L’articolo 2, lettera f), e l’articolo 10, paragrafo 3, lettera a), della direttiva 2003/86/CE del Consiglio, del 22 settembre 2003, relativa al diritto al ricongiungimento familiare non possono essere interpretati nel senso che un minore che soggiorna nel territorio di uno Stato membro deve essere non coniugato per poter essere considerato un «minore non accompagnato», ai sensi dell’articolo 2, lettera f), di tale direttiva, e, di conseguenza, beneficiare del diritto al ricongiungimento familiare con il suo ascendente, previsto all’articolo 10, paragrafo 3, lettera a), di detta direttiva.


( 1 ) Lingua originale: il francese.

( 2 ) Direttiva del Consiglio, del 22 settembre 2003, relativa al diritto al ricongiungimento familiare (GU 2003, L 251, pag. 12).

( 3 ) V., su tale punto, conclusioni dell’avvocato generale Mengozzi nella causa Noorzia (C‑338/13, EU:C:2014:288, paragrafi da 1 a 4).

( 4 ) Regolamento del Parlamento europeo e del Consiglio, del 26 giugno 2013, che stabilisce i criteri e i meccanismi di determinazione dello Stato membro competente per l’esame di una domanda di protezione internazionale presentata in uno degli Stati membri da un cittadino di un paese terzo o da un apolide (GU 2013, L 180, pag. 31; in prosieguo: il «regolamento Dublino III»).

( 5 ) Sentenze del 17 novembre 1983, Merck (292/82, EU:C:1983:335, punto 12); del 12 maggio 2021, Bundesrepublik Deutschland (Avviso rosso dell’Interpol) (C‑505/19, EU:C:2021:376, punto 77), e del 26 aprile 2022, Landespolizeidirektion Steiermark (Durata massima del controllo alle frontiere interne) (C‑368/20 e C‑369/20, EU:C:2022:298, punto 56).
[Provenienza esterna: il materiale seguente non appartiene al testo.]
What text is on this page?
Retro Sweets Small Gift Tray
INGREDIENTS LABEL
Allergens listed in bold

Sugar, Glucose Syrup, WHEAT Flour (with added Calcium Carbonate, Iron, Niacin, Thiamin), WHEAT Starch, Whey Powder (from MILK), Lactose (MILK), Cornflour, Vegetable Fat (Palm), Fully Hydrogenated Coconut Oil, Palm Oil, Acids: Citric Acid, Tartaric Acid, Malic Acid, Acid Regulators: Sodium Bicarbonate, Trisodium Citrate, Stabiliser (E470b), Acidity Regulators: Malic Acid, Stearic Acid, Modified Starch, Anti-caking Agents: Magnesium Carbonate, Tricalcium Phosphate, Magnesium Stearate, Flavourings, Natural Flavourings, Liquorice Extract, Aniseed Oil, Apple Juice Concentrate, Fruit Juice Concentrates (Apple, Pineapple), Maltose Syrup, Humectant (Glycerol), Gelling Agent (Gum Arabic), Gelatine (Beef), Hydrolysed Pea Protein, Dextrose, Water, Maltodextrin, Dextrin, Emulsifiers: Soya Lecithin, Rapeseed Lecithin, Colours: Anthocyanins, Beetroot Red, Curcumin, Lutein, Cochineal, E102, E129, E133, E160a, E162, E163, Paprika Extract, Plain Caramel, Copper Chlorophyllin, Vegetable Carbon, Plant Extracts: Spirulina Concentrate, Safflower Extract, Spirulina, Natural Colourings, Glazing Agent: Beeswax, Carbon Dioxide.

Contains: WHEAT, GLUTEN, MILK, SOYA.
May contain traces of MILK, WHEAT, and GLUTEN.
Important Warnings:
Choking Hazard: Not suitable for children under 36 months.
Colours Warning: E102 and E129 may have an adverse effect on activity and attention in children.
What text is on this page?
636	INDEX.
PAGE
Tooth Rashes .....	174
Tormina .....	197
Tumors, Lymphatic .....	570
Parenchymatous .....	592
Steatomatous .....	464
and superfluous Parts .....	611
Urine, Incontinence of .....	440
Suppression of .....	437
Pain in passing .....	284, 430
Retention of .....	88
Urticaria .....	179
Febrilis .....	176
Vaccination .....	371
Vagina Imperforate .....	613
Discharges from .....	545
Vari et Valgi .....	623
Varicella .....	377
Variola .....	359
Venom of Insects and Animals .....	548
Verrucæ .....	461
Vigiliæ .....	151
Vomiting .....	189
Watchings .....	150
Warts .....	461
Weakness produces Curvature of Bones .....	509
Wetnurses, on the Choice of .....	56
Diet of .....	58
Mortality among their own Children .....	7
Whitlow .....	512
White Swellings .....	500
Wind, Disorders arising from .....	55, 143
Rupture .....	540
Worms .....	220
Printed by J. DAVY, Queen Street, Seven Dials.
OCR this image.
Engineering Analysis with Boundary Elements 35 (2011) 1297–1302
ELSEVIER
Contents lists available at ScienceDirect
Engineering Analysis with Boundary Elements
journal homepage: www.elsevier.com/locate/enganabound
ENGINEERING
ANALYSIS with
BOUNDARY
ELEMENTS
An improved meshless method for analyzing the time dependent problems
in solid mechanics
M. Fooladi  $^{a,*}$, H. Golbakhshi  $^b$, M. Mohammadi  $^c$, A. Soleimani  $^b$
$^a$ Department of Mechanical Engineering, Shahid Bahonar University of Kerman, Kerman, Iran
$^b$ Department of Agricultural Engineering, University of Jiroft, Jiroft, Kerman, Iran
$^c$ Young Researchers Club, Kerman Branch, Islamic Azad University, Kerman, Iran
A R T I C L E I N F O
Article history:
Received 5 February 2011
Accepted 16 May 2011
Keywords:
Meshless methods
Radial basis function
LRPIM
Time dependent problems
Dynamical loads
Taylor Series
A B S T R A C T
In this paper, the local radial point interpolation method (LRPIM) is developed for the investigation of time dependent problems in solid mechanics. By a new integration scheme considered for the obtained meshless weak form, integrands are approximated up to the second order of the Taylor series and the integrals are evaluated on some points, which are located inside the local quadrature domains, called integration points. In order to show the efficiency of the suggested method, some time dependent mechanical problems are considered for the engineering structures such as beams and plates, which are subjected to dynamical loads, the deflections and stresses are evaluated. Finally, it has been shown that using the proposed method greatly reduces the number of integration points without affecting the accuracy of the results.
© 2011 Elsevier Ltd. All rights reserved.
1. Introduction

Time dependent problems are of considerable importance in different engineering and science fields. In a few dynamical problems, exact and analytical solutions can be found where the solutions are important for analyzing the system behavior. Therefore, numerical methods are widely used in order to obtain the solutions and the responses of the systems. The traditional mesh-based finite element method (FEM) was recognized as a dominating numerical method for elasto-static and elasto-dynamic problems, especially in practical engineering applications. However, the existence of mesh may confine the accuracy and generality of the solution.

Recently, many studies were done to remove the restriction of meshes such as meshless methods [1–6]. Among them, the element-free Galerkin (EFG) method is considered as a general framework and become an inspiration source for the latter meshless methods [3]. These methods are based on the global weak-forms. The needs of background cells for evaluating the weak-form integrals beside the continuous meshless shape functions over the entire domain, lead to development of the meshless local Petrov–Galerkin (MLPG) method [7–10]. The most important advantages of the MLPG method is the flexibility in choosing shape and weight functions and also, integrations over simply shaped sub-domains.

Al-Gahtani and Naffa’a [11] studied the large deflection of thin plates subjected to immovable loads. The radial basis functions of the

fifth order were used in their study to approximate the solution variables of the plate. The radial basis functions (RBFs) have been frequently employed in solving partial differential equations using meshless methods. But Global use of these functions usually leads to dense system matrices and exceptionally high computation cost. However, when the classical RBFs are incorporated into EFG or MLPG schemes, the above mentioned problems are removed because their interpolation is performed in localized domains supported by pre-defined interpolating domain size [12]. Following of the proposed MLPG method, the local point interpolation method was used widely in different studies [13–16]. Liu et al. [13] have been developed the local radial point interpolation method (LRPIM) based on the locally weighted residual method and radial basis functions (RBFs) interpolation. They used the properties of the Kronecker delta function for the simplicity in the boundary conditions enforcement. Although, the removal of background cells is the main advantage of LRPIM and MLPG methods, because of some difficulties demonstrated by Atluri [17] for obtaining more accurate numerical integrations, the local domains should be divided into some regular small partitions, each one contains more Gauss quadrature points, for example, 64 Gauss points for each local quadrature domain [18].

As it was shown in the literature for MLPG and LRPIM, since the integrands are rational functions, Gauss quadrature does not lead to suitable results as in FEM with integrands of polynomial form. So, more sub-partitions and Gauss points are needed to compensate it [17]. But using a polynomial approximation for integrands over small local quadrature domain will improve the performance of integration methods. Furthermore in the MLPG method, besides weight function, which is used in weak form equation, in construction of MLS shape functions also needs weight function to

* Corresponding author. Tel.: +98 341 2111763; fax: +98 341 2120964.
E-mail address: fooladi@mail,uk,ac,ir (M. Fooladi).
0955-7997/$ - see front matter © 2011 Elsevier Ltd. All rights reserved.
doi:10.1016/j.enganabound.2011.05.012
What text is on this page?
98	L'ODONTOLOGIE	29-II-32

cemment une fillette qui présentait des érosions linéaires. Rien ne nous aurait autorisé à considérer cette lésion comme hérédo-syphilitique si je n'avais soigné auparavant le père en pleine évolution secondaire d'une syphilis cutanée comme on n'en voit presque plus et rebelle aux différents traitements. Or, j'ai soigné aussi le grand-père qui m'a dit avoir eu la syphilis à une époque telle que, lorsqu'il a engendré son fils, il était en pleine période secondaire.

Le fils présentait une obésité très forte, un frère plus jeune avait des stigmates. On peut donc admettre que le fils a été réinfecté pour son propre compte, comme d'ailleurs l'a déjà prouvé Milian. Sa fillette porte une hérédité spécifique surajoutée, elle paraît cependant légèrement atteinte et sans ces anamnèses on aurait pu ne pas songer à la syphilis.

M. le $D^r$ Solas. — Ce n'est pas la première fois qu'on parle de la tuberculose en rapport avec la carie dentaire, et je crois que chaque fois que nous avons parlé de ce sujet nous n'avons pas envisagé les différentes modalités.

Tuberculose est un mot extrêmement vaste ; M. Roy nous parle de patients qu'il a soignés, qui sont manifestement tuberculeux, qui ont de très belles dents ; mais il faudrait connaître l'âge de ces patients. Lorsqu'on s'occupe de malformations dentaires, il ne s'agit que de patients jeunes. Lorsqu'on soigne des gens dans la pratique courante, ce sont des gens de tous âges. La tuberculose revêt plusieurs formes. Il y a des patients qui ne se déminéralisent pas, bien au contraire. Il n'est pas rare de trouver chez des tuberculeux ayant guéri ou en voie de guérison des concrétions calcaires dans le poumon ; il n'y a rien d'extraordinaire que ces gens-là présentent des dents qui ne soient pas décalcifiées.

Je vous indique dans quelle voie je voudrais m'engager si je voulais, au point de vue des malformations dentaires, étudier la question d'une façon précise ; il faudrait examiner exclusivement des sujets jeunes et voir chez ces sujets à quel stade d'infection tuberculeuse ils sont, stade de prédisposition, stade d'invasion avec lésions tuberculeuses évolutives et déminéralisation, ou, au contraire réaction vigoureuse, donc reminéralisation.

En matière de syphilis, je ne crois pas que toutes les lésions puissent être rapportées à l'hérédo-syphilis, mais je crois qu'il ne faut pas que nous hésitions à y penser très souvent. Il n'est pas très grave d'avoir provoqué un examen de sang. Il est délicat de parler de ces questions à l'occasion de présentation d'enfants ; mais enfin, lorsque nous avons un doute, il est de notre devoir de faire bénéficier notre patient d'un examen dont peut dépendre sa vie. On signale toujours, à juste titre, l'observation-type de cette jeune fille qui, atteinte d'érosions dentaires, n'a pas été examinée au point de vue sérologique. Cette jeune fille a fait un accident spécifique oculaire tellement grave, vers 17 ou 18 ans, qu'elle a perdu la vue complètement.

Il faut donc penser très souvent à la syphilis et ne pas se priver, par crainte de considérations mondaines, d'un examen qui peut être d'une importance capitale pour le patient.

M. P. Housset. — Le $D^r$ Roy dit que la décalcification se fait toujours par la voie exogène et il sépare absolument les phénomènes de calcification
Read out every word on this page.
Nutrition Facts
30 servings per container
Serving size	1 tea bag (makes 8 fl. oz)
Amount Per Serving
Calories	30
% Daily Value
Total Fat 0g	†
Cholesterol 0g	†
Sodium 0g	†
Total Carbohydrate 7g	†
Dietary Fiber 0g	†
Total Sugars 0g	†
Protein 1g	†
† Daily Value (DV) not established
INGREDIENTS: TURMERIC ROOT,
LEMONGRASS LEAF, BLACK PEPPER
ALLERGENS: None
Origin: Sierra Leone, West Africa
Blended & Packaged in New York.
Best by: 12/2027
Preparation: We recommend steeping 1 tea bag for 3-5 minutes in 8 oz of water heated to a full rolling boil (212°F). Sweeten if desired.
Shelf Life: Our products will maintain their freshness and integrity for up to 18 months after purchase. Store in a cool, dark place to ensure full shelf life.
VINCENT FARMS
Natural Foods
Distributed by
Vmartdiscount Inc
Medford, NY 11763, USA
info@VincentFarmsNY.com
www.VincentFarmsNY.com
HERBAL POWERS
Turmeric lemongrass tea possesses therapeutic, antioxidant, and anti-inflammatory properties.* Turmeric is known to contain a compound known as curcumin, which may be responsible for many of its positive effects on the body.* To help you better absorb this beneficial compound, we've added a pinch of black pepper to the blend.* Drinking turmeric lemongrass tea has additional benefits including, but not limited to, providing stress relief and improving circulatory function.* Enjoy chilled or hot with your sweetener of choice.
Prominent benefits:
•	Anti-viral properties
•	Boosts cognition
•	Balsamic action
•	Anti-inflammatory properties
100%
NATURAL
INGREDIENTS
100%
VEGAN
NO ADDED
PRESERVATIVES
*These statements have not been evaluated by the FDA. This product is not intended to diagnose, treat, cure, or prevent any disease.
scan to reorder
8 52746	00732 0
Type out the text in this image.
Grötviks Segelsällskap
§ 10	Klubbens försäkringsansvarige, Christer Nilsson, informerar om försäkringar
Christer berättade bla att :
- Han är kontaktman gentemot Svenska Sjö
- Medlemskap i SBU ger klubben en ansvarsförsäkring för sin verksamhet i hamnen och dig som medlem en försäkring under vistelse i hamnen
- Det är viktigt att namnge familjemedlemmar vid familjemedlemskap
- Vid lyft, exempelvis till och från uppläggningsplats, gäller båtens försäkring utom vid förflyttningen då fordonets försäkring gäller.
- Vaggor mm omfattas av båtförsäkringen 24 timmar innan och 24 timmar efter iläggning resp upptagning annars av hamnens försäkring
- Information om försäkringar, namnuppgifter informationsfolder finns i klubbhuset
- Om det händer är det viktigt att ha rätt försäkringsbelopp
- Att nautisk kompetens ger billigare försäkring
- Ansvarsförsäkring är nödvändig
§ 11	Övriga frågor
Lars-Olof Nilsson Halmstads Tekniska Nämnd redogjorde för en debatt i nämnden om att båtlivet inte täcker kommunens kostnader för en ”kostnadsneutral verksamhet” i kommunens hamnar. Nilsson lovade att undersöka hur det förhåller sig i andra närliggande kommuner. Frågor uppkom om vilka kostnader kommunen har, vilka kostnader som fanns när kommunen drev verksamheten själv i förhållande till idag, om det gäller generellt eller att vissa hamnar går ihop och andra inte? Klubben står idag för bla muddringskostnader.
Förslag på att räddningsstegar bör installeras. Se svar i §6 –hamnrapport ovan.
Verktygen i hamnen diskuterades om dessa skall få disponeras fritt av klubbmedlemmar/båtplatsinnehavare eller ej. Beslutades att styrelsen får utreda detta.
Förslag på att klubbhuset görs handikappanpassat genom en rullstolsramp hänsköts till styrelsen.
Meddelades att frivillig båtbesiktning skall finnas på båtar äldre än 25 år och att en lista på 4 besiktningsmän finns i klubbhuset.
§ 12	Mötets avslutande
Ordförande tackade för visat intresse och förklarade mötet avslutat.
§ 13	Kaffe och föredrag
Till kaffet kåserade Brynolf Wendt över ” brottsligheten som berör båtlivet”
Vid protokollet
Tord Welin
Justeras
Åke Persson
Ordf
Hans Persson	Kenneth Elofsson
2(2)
( 6 ) Sentenza del 12 aprile 2018, A e S (C‑550/16, EU:C:2018:248, punto 37).

( 7 ) Articolo 4, paragrafi 1 e 5, della direttiva 2003/86.

( 8 ) A tale riguardo, v. paragrafi 33 e segg. delle presenti conclusioni.

( 9 ) Sentenza del 12 aprile 2018, A e S (C‑550/16, EU:C:2018:248, punto 58).

( 10 ) Sulla particolare vulnerabilità dei minori non accompagnati, v. paragrafi 44 e segg. delle presenti conclusioni.

( 11 ) Considerando 8 della direttiva 2003/86.

( 12 ) Sentenza del 4 marzo 2010, Chakroun (C‑578/08, EU:C:2010:117, punto 48).

( 13 ) V. preambolo della Convenzione del Consiglio d’Europa sulla prevenzione e la lotta contro la violenza nei confronti delle donne e la violenza domestica (Convenzione di Istanbul), adottata il 7 aprile 2011 dal Comitato dei ministri del Consiglio d’Europa, Serie dei Trattati del Consiglio d’Europa n. 210.

( 14 ) Sentenze del 6 dicembre 2012, O e a. (C‑356/11 e C‑357/11, EU:C:2012:776, punto 69), e del 12 aprile 2018, A e S (C‑550/16, EU:C:2018:248, punto 44).

( 15 ) Sentenza del 17 luglio 2014, Noorzia (C‑338/13, EU:C:2014:2092, punto 15).

( 16 ) Tale risposta non pregiudica, come per l’esercizio di qualsiasi diritto, la possibilità di constatare, in un caso concreto, un abuso di diritto, fermo restando tuttavia che la valutazione dell’esercizio di un diritto derivante da una disposizione dell’Unione non può portare a modificare il contenuto di detta disposizione né a compromettere gli obiettivi da essa perseguiti. V. sentenza del 12 maggio 1998, Kefalas e a. (C‑367/96, EU:C:1998:222, punto 22).

( 17 ) V., in tal senso, sentenza del 17 luglio 2014, Noorzia (C‑338/13, EU:C:2014:2092, punto 13).